Malta continued to register very good results last year for the quality of its bathing water, according to a European Commission report released in Brussels yesterday. The report shows that last year, 95.4 per cent of the island's coastal bathing water...

Malta continued to register very good results last year for the quality of its bathing water, according to a European Commission report released in Brussels yesterday. The report shows that last year, 95.4 per cent of the island's coastal bathing water met the mandatory quality values set by the EU while 89.7 per cent met even more stringent values.

The report, however, states that four bathing areas (4.6 per cent) were still not compliant with the mandatory values, an increase of one percentage point over 2006.

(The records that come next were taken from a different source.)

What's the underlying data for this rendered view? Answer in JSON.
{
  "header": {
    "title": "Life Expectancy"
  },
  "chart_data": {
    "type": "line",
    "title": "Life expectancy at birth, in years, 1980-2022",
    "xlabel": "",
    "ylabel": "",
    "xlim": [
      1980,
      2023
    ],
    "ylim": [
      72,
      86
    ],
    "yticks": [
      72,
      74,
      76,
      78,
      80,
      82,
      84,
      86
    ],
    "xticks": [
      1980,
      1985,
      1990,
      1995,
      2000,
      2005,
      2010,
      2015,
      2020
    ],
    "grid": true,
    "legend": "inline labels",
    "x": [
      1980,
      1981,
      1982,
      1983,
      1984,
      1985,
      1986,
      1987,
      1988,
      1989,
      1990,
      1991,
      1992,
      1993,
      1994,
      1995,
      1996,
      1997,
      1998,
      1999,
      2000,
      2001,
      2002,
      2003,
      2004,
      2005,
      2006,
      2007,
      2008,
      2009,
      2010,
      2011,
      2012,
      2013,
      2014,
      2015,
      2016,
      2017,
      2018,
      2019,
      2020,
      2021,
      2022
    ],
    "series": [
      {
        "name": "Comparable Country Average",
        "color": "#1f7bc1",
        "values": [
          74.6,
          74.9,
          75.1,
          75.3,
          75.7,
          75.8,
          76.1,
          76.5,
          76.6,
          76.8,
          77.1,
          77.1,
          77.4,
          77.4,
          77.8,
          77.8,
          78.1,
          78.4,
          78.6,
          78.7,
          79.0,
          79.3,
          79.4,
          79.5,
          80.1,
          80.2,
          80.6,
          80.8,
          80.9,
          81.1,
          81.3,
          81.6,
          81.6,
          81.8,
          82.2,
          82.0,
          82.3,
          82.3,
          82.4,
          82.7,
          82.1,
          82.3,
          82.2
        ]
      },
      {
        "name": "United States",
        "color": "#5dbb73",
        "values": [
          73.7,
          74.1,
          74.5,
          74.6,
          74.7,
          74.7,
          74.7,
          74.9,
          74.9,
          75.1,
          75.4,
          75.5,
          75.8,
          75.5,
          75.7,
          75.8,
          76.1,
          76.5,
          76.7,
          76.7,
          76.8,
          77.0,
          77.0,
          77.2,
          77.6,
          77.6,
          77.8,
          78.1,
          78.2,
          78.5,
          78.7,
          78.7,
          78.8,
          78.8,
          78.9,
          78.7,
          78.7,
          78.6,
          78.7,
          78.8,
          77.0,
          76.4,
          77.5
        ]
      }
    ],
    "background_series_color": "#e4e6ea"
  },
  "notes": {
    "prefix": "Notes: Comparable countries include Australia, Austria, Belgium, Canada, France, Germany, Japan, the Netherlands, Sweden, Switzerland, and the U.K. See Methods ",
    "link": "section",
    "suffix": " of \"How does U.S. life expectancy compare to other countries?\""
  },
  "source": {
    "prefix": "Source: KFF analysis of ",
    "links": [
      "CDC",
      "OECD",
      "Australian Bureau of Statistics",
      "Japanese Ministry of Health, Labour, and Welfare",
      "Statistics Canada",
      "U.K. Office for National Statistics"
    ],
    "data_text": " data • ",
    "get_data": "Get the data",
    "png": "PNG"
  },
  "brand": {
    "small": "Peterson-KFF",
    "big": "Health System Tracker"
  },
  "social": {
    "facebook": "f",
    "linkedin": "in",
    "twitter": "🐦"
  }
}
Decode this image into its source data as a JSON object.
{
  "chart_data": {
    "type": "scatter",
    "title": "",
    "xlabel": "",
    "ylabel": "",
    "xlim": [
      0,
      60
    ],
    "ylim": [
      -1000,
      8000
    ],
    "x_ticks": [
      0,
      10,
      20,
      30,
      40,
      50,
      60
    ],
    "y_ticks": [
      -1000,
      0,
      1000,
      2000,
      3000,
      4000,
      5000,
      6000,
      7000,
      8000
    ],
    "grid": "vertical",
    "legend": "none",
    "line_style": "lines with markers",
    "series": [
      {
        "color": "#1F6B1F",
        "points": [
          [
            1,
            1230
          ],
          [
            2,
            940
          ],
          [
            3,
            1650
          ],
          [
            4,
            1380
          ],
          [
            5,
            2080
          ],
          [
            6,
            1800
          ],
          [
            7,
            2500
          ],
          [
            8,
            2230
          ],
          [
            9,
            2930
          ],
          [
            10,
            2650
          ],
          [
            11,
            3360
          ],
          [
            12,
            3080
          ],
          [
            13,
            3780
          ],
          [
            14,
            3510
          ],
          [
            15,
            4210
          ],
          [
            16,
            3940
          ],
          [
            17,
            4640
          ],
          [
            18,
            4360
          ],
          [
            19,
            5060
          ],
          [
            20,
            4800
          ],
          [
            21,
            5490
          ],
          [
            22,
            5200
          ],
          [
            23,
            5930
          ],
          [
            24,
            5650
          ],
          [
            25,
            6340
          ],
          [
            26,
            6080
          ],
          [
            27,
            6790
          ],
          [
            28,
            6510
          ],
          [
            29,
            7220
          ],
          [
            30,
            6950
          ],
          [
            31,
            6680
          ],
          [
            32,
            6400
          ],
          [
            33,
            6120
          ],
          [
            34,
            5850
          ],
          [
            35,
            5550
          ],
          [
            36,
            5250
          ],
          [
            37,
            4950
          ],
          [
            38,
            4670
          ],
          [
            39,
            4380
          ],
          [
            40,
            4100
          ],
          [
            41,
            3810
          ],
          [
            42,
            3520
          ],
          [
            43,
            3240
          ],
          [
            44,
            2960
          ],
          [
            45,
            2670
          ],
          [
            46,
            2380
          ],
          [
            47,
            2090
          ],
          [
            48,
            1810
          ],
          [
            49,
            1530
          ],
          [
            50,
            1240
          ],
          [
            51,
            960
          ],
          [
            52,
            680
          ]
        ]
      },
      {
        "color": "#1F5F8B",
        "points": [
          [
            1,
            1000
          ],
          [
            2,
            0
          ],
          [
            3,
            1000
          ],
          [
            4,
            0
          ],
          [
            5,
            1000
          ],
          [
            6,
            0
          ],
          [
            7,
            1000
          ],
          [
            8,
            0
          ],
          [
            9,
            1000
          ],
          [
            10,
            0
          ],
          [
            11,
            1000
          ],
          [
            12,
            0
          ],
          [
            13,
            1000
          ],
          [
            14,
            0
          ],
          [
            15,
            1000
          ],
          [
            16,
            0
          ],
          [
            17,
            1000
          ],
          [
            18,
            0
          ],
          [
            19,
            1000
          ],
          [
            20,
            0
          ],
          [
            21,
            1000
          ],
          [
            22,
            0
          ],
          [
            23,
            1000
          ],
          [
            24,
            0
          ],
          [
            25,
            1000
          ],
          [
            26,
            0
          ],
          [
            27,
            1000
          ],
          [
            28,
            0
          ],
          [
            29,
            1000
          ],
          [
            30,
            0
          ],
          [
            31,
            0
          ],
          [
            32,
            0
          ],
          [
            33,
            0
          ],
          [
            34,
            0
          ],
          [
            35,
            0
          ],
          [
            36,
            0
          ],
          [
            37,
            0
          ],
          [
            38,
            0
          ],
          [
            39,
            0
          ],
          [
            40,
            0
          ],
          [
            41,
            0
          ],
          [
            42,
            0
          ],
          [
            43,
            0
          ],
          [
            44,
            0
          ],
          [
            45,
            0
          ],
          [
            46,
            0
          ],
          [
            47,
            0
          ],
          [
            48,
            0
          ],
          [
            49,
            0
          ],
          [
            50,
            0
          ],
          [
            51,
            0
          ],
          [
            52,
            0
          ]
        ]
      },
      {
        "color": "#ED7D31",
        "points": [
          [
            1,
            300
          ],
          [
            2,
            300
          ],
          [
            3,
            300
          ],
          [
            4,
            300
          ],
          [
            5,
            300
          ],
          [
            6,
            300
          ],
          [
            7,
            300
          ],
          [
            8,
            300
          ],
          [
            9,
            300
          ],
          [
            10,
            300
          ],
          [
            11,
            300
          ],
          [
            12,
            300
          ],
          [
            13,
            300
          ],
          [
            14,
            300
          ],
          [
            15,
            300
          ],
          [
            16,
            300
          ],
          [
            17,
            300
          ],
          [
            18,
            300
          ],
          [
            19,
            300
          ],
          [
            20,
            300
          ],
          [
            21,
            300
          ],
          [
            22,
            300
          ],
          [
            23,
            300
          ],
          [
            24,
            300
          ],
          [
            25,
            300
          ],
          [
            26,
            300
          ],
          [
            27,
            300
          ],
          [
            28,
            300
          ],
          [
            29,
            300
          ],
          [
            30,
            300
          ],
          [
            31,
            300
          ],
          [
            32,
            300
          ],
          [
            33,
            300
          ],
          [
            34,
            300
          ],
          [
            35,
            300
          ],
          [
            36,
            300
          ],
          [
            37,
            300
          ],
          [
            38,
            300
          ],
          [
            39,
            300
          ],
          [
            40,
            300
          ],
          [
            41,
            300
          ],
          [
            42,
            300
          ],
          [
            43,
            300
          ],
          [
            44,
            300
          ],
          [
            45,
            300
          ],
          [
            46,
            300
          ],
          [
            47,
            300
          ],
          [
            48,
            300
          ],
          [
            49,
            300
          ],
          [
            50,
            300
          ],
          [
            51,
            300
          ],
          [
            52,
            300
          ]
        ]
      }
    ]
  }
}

In four bathing areas, swimming was prohibited at some point last year, one in Gozo and the rest in Malta. The Times is informed that these included Balluta Bay and Fond Għadir in Sliema, and Mellieħa Bay.

Sources close to the Commission said this does not mean these bathing areas had swimming prohibitions for the entire season but were found to be of poor quality at some time.

Testing of bathing waters last year started in mid-May and ended in mid-October. Since the start of reporting when Malta joined the EU, 87 bathing waters are being monitored by the Maltese authorities on a weekly basis and are checked for levels of microbiological parameters including coliforms and faecal coliforms and physic-chemical paraments which include mineral oils, surface active substances and phenols.

Brussels said Malta has made great strides forward since it started monitoring its waters.

According to the Commission, public access to data on bathing water monitoring is also being given importance, so much so that during the bathing season, the government's environmental health unit issues a weekly report with the classification for each bathing area. These reports are available on a public-accessed website and are also sent to local councils and the media.

The responsibility for the quality of bathing waters is shared between the environmental health unit within the Department of Health and the Environment Protection Directorate within the Malta Environment and Planning Authority.